Дитя слова - Айрис Мердок
Шрифт:
Интервал:
Закладка:
— Она с треском все закончила, как ты выразился.
— Да. Я думаю, она считала, что надо прежде всего вытащить из этой истории вас. И одновременно порвала со мной.
— Неужели ты не испытываешь от этого облегчения?
— Да, испытываю. Очень даже большое. В известном отношении. Но мне будет чертовски ее недоставать — не в смысле постели, конечно, а просто оттого, что я не буду видеть ее, не буду говорить с ней… — В светло-голубых глазах Кристофера вдруг появились слезы. Он сидел, уставясь на свою кружку с пивом, и тихонько плакал. На вид ему сейчас можно было дать не больше четырнадцати.
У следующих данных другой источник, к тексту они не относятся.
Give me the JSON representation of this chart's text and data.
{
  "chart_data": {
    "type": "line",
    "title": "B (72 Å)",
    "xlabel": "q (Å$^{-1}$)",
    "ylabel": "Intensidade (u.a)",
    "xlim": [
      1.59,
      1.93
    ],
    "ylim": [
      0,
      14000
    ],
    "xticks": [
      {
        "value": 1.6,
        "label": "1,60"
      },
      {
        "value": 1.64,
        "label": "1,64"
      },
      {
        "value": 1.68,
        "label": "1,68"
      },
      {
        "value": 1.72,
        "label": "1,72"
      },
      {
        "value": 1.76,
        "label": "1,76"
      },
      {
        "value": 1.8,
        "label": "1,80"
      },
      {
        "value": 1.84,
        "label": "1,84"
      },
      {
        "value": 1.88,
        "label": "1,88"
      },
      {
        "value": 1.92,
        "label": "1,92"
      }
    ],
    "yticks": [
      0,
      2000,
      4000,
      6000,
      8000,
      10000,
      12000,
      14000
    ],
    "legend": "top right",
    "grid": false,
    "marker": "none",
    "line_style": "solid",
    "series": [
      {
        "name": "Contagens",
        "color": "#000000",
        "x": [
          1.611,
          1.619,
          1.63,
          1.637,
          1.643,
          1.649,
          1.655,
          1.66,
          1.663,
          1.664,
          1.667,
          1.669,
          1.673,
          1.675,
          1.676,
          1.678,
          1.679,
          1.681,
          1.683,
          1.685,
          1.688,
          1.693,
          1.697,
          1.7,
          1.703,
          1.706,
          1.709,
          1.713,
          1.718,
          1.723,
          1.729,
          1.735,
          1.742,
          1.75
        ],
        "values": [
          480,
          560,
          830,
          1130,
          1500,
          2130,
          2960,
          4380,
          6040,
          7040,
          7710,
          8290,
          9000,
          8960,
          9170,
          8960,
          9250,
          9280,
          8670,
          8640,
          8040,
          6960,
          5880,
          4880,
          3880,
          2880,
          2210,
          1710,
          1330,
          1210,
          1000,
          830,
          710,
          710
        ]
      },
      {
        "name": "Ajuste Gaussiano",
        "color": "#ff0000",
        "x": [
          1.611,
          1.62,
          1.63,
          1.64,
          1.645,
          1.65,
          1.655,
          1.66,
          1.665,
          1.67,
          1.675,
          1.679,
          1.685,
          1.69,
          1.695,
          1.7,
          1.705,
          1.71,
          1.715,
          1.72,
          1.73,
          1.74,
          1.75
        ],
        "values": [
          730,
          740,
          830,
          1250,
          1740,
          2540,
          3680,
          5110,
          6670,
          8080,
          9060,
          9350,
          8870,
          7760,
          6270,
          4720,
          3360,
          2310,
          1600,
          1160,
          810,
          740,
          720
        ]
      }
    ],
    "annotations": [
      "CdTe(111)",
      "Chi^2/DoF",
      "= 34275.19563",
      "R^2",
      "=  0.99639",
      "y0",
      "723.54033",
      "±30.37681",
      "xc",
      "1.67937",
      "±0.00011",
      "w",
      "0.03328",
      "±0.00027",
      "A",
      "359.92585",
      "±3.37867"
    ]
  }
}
— Что за отвратительная каша, — сказал я. И поднялся. — Ну, мне пора. Еще одно, Кристофер… Я буду бесконечно счастлив, если ты подыщешь себе другое жилье.
— Ох, Хилари… вы рассердились на меня… не надо… мне ужасно жаль… это же была не моя идея.
— Я не рассердился, — сказал я. — Мы остаемся друзьями. Но видишь ли… я предпочел бы, чтоб ты жил где-нибудь в другом месте.
— Извините меня, — сказал Кристофер. — Я, конечно, понимаю. Когда человек питает такие чувства, какие питаете к Лоре вы…
Я ушел. Ночь стояла холодная, по-прежнему густо-черная, но бесснежная. Мысль о Китти не приносила мне сейчас ни облегчения, ни радости. Рай приоткрылся было мне, но больше так не будет. Силы, которые я оскорбил, подтягивались, чтобы уничтожить меня.
ПЯТНИЦА
Была пятница, вечер, время снова приближалось к шести, и я снова подходил к двери дома на Чейн-уок. Вскоре после того, как я явился на службу, мне принесли записку от Ганнера. Она гласила:
«Давайте еще раз попробуем. Не могли бы Вы прибыть в Челси сегодня вечером в шесть? Если я ничего от Вас не услышу, то буду ждать Вас.
Г. Дж.».Было безветренно, холодно, чувствовалось, как мороз опускается на землю и, мягко касаясь веточек и оставшихся листьев в садах, придает им более четкие очертания. Дыхание облачком вырывалось у меня изо рта. Я позвонил в дверь.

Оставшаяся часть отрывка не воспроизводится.